Ces mesures gouvernementales s’appuient notamment sur un rapport des inspections générales des affaires sociales et des finances rendu public le 5 novembre. Il évoque, entre autres, la "croissance rapide du nombre des demandes d’asile [...] en provenance de pays sûrs, parmi lesquels l’Albanie et la Géorgie", qui pose "la question du dévoiement du dispositif". En clair, certains demandeurs d'asile souhaiteraient "uniquement bénéficier de soins gratuits en France" - sans que l'ampleur du phénomène ne soit chiffrée dans le rapport.

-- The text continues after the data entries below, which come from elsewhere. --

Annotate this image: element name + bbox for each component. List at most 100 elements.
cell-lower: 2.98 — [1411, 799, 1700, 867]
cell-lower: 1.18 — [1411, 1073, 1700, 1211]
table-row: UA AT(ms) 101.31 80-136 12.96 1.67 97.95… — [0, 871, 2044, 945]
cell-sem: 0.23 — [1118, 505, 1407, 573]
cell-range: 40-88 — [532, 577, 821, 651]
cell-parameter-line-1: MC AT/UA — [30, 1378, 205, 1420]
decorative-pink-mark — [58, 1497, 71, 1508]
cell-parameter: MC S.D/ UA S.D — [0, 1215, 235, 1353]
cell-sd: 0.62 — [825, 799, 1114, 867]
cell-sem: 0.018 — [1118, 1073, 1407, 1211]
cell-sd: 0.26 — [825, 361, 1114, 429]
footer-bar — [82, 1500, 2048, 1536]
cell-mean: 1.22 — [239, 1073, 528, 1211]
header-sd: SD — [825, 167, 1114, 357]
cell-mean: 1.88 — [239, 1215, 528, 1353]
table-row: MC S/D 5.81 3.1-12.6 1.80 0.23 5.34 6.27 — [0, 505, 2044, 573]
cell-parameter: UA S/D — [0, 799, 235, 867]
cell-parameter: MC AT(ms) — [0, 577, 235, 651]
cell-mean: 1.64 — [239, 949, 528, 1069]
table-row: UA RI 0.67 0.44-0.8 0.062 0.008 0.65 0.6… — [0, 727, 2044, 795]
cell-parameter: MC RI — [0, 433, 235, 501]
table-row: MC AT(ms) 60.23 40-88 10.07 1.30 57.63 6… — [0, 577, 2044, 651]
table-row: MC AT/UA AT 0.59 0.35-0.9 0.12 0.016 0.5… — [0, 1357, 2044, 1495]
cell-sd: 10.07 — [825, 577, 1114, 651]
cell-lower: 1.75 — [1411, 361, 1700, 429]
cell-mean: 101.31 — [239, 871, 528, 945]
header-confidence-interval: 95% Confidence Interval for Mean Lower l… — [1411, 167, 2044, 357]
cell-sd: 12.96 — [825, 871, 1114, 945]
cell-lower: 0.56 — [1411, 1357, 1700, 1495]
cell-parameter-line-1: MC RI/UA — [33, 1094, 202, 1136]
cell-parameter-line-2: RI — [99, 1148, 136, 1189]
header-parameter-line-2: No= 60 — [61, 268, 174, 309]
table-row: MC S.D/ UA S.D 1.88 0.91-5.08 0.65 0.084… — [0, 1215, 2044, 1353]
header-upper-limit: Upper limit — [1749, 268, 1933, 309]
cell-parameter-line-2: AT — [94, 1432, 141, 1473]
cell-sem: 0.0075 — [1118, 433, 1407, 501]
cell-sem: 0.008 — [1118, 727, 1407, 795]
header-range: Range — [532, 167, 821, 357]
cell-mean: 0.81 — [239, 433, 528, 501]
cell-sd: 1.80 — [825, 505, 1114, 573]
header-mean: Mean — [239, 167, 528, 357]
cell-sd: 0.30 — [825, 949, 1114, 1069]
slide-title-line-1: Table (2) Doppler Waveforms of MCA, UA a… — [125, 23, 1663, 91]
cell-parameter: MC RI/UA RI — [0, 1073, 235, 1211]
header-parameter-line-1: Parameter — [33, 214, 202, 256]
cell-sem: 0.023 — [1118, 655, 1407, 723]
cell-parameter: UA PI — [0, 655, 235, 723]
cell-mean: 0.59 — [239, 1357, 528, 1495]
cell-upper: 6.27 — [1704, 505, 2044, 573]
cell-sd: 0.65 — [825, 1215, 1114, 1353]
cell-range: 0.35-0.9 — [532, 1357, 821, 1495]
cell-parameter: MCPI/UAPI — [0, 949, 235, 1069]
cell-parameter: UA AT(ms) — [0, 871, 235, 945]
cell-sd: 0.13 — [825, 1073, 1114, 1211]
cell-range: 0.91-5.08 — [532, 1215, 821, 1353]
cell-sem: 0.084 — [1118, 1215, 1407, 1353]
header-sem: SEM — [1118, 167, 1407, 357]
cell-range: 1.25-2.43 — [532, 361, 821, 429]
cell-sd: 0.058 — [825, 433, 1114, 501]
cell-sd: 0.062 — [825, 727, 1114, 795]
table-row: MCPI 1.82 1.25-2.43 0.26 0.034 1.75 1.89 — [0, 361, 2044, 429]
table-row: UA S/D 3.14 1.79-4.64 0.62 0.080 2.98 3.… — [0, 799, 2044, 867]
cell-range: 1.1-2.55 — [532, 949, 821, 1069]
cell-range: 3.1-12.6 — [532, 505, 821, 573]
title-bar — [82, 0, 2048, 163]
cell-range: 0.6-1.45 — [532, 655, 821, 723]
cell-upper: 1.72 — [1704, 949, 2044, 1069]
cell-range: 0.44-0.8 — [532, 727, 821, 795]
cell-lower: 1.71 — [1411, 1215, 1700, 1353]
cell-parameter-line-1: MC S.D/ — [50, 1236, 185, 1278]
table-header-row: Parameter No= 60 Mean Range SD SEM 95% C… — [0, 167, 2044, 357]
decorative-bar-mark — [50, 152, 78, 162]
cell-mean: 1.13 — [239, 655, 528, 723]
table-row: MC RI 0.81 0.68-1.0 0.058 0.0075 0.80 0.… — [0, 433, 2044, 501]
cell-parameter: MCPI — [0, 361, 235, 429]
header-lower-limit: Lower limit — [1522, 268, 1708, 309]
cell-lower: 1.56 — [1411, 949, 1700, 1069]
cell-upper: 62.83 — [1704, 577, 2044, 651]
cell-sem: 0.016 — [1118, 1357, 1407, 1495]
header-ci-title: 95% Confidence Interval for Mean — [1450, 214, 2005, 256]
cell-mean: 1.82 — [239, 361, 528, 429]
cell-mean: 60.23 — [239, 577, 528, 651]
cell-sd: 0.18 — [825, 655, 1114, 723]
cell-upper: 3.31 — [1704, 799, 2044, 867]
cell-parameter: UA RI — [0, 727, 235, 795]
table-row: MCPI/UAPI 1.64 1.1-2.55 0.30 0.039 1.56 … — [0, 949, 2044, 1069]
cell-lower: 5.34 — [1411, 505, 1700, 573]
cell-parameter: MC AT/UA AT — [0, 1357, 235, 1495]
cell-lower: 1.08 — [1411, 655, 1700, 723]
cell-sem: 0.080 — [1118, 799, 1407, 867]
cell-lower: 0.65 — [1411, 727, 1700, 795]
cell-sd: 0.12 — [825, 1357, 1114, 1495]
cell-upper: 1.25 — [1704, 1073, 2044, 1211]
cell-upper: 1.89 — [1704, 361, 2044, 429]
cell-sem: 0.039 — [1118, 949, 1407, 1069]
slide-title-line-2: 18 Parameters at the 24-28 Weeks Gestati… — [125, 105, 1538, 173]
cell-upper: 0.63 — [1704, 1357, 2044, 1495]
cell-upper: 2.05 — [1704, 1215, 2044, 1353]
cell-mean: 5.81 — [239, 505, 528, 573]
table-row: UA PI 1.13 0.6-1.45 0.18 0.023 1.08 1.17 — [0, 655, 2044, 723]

"C'est faux, les personnes qui migrent ne le font pas pour des raisons médicales, ou alors c'est à la marge. Ce n'est étayé par aucune donnée", s'agace Carine Rolland. 

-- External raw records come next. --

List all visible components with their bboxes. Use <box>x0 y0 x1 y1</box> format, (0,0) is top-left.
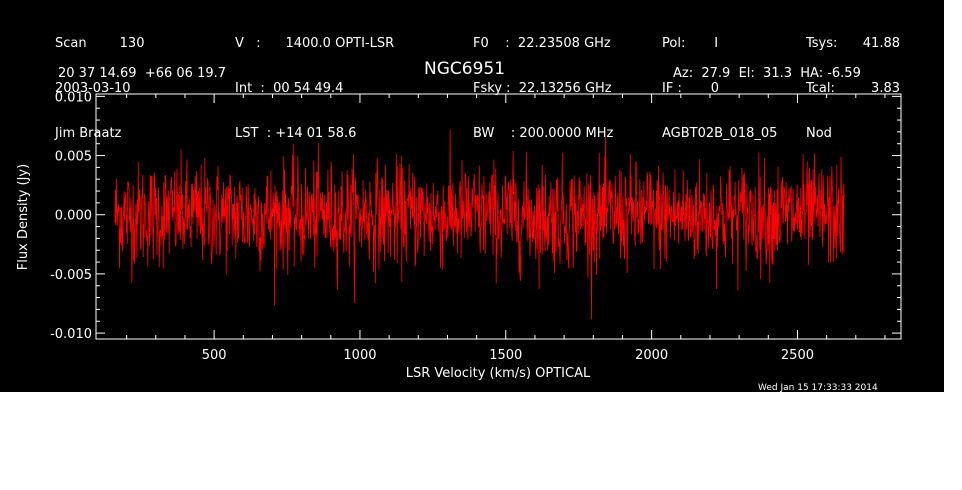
date-label: 2003-03-10 <box>55 81 131 96</box>
sky-frequency-label: Fsky : 22.13256 GHz <box>473 81 612 96</box>
spectrum-chart: 500 1000 1500 2000 2500 -0.010 -0.005 0.000 0.0… <box>16 90 902 381</box>
header-col3: F0 : 22.23508 GHz Fsky : 22.13256 GHz BW… <box>473 6 613 171</box>
switching-mode-label: Nod <box>806 126 832 141</box>
plot-frame <box>95 93 902 340</box>
x-tick-label: 1500 <box>489 348 522 363</box>
y-tick-label: 0.010 <box>55 90 92 105</box>
x-tick-label: 2500 <box>781 348 814 363</box>
lst-label: LST : +14 01 58.6 <box>235 126 357 141</box>
scan-label: Scan 130 <box>55 36 145 51</box>
header-col5-values: 41.88 3.83 <box>860 6 900 126</box>
x-tick-label: 1000 <box>343 348 376 363</box>
header-col2: V : 1400.0 OPTI-LSR Int : 00 54 49.4 LST… <box>235 6 394 171</box>
tsys-label: Tsys: <box>806 36 838 51</box>
if-label: IF : 0 <box>662 81 720 96</box>
observer-label: Jim Braatz <box>55 126 122 141</box>
header-col1: Scan 130 2003-03-10 Jim Braatz <box>55 6 144 171</box>
pointing-label: Az: 27.9 El: 31.3 HA: -6.59 <box>673 66 861 81</box>
plot-panel: Scan 130 2003-03-10 Jim Braatz V : 1400.… <box>0 0 944 393</box>
y-tick-label: 0.005 <box>55 150 92 165</box>
header-col4: Pol: I IF : 0 AGBT02B_018_05 <box>662 6 777 171</box>
spectrum-trace <box>114 129 845 320</box>
spectrum-trace-group <box>114 129 845 320</box>
project-label: AGBT02B_018_05 <box>662 126 778 141</box>
x-tick-label: 2000 <box>635 348 668 363</box>
velocity-label: V : 1400.0 OPTI-LSR <box>235 36 395 51</box>
tsys-value: 41.88 <box>862 36 900 51</box>
y-tick-label: -0.005 <box>50 268 92 283</box>
polarization-label: Pol: I <box>662 36 719 51</box>
tcal-label: Tcal: <box>806 81 835 96</box>
y-axis-ticks: -0.010 -0.005 0.000 0.005 0.010 <box>50 90 901 342</box>
integration-label: Int : 00 54 49.4 <box>235 81 344 96</box>
x-axis-ticks: 500 1000 1500 2000 2500 <box>126 94 886 363</box>
rest-frequency-label: F0 : 22.23508 GHz <box>473 36 611 51</box>
timestamp-label: Wed Jan 15 17:33:33 2014 <box>758 383 878 393</box>
x-tick-label: 500 <box>202 348 227 363</box>
bandwidth-label: BW : 200.0000 MHz <box>473 126 614 141</box>
source-title: NGC6951 <box>424 59 506 79</box>
x-axis-label: LSR Velocity (km/s) OPTICAL <box>406 366 591 381</box>
coordinates-label: 20 37 14.69 +66 06 19.7 <box>58 66 227 81</box>
y-tick-label: -0.010 <box>50 327 92 342</box>
header-col5-labels: Tsys: Tcal: Nod <box>806 6 837 171</box>
tcal-value: 3.83 <box>871 81 900 96</box>
y-axis-label: Flux Density (Jy) <box>16 164 31 270</box>
y-tick-label: 0.000 <box>55 209 92 224</box>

"On fait payer à tous les demandeurs d’asile une faute, encore une fois même pas documentée, de quelques personnes", abonde Cyrille de Billy, secrétaire général de la Cimade, également joint par InfoMigrants. "En plus, avec cette notion de 'pays sûrs', on fait tout pour dire que certaines personnes ne sont pas légitimes à demander l'asile". 

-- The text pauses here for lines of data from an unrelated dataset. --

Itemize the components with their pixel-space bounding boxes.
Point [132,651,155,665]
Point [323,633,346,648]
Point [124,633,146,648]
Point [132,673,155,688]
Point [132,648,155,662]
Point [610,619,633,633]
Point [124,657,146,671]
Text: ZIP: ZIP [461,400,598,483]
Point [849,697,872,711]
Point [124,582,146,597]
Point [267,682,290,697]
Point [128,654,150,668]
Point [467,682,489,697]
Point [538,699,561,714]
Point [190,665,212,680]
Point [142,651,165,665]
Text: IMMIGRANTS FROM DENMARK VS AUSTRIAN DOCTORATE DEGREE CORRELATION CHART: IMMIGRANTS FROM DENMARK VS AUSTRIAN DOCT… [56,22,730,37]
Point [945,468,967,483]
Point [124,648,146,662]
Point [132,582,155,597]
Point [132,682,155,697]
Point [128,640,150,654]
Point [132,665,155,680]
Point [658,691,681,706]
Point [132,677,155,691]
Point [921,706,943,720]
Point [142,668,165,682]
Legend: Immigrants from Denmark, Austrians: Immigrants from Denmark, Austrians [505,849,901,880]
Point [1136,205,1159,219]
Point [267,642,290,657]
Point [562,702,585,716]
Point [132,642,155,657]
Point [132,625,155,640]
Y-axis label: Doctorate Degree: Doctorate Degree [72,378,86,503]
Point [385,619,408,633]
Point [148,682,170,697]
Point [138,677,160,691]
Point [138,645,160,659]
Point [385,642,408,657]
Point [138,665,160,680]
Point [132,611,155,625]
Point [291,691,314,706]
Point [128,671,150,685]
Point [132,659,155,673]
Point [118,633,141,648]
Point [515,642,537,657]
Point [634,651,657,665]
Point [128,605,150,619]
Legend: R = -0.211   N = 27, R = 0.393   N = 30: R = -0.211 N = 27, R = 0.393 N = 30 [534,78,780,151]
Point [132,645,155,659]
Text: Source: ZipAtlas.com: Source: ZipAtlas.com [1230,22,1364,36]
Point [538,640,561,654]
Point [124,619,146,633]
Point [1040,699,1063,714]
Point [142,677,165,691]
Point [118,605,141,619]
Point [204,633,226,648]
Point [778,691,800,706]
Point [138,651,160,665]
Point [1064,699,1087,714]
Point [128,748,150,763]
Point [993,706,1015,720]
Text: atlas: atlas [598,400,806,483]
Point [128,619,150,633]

Des contrôles renforcés pour les bénéficiaires de l'AME

S'il n'est pas question de supprimer l'Aide Médicale d'État (AME), le dispositif réservé aux sans-papiers régulièrement au cœur de controverses, elle fera toutefois l'objet de plus importants contrôles. Un délai de trois mois de résidence en France à partir de l’expiration du visa ou du titre de séjour sera requis avant l’obtention de l’AME. Il s'agit d'éviter que des personnes venues en France en tant que touristes puissent profiter du système de santé ensuite, c'est-à-dire faire du "tourisme médical". 

La demande d'AME devra encore être présentée sur comparution physique du demandeur dans une Caisse primaire d'assurance maladie (CPAM), ou "par l’intermédiaire d’un hôpital ou d’une permanence d’accès aux soins de santé (PASS)". Pour Cyrille de Billy, cela s'inscrit dans la même veine que les autres décisions : "on complique l'accès déjà difficile aux soins et va accroître encore plus le nombre de renoncements aux soins". "On est à l'ère de la dématérialisation, il y a de moins en moins d'accueil public et là, on demande à des personnes d'aller physiquement déposer leur dossier : c'est discriminatoire", affirme de son côté Carine Rolland. 

Enfin, les soins considérés comme non-urgents devront être validés avant par la Sécurité sociale pour lutter contre les fraudes. Les prestations concernées sont, par exemple, la pose de prothèses, l’opération de la cataracte ou encore les soins de kinésithérapie. "On demande aux agents de la sécurité sociale d’être des acteurs du contrôle de la politique migratoire française, comme s’ils étaient une préfecture. Les CPAM ne sont pas des antennes du ministère de l'Intérieur !", note encore Carine Rolland. 

Dans un communiqué publié le 7 novembre, la Cimade explique par ailleurs que ces décisions censées combattre la "fraude à l'aide médicale d'État" ne sont pas accompagnées des chiffres existants à ce sujet. En effet, en 2018, un rapport du Sénat avait souligné que seuls 38 cas de fraude avaient été détectés, sur plus de 300 000 bénéficiaires de l'AME, soit 0,01%.